If an agent invokes this with the wrong text or at the wrong time, it could publish an unintended tweet from the user's account.
The script directly publishes the supplied text to X. The artifacts do not show a confirmation, preview, draft mode, or user-approval gate before the public post is made.
const { data } = await client.v2.tweet(text);Require explicit user confirmation before every post, show the final tweet text and target account, and consider disabling autonomous model invocation for this skill.
The agent may use X credentials from an unexpected location or users may underestimate the account authority being granted.

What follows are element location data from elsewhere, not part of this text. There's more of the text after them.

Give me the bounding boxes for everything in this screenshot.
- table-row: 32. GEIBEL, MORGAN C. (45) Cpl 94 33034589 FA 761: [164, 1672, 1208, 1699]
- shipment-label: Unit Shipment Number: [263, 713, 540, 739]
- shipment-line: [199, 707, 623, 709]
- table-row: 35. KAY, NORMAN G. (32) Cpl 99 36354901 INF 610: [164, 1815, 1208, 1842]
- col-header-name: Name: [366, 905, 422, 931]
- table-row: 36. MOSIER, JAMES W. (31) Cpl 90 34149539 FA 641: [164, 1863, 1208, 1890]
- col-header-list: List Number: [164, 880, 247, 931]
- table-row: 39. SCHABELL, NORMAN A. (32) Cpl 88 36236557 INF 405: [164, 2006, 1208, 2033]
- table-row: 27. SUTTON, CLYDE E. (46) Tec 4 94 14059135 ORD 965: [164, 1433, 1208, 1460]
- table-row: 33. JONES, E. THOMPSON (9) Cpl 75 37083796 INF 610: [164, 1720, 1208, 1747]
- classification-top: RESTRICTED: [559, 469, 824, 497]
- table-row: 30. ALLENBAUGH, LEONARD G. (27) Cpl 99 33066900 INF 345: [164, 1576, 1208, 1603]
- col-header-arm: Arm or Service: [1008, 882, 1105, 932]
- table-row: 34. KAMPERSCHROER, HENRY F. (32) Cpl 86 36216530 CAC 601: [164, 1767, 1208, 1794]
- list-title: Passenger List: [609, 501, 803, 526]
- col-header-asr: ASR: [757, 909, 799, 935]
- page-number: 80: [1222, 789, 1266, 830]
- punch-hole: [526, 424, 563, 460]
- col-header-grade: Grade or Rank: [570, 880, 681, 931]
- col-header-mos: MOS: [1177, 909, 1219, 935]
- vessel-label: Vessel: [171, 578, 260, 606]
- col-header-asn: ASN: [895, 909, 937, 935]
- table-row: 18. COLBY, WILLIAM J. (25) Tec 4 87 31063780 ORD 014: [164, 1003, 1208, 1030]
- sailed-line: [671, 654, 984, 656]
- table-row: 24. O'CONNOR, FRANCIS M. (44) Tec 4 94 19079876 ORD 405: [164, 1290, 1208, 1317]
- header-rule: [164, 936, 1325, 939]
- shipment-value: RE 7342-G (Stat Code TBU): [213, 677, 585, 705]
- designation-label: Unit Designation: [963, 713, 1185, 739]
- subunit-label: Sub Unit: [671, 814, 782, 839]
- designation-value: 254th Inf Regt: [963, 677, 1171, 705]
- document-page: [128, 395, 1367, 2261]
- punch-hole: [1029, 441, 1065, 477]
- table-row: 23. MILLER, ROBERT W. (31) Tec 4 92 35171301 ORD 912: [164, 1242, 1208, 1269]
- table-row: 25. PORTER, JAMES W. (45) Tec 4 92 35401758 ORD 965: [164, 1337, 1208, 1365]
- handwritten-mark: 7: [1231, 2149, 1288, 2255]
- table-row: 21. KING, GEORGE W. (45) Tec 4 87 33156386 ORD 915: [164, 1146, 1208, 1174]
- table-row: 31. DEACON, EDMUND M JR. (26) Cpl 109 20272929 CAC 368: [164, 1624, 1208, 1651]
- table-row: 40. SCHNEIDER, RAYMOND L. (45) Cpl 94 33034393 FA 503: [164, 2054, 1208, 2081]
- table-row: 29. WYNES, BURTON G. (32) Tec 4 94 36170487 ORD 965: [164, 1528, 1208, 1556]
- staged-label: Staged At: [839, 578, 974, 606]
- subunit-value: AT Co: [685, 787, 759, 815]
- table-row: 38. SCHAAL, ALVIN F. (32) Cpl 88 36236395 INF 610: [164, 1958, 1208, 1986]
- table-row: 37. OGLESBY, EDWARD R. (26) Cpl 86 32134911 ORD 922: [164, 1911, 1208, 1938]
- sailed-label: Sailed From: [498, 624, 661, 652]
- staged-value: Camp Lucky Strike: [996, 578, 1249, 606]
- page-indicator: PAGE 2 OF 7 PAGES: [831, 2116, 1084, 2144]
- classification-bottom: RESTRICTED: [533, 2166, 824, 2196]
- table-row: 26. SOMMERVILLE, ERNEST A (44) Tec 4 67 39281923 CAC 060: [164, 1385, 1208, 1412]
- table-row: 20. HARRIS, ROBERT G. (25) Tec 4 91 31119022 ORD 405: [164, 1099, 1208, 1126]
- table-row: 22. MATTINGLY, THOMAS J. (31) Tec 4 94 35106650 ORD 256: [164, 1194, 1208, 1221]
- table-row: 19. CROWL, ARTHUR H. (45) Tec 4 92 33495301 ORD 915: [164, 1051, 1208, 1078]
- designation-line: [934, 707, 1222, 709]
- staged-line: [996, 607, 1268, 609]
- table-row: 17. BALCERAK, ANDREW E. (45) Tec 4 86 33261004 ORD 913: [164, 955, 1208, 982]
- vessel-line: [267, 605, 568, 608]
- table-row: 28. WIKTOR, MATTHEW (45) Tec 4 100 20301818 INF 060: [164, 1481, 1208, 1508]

The code loads X account credentials from local files, including a current-working-directory .x-api.json fallback that is not documented in SKILL.md. Registry metadata also declares no primary credential or required environment variables despite the skill needing write-capable X tokens.
const configPaths = [
join(homedir(), '.clawdbot', 'secrets', 'x-api.json'),
join(process.cwd(), '.x-api.json'),
];Declare the credential requirements in metadata, document every credential source, remove or require explicit opt-in for the current-directory fallback, and advise users to restrict file permissions on the secrets file.
A future dependency update could change behavior or introduce a vulnerability.
The skill relies on a third-party npm package with a caret version range, so installs can resolve to newer package versions than the reviewed one. This is expected for an API integration but worth noticing.
"dependencies": {
"twitter-api-v2": "^1.19.0"
}Use a lockfile or pinned dependency version and install from trusted npm sources.
Users may misunderstand platform limits or compliance implications.
The wording frames the skill as bypassing rate limits and bot detection, although the same documentation later acknowledges official X API limits. It appears to mean using the official API rather than a stealth bypass, but the phrasing could mislead users.
Bypasses rate limits and bot detection that affect cookie-based approaches like bird CLI.
Clarify that the skill uses the official X API, remains subject to X API limits and terms, and is not intended to evade platform protections.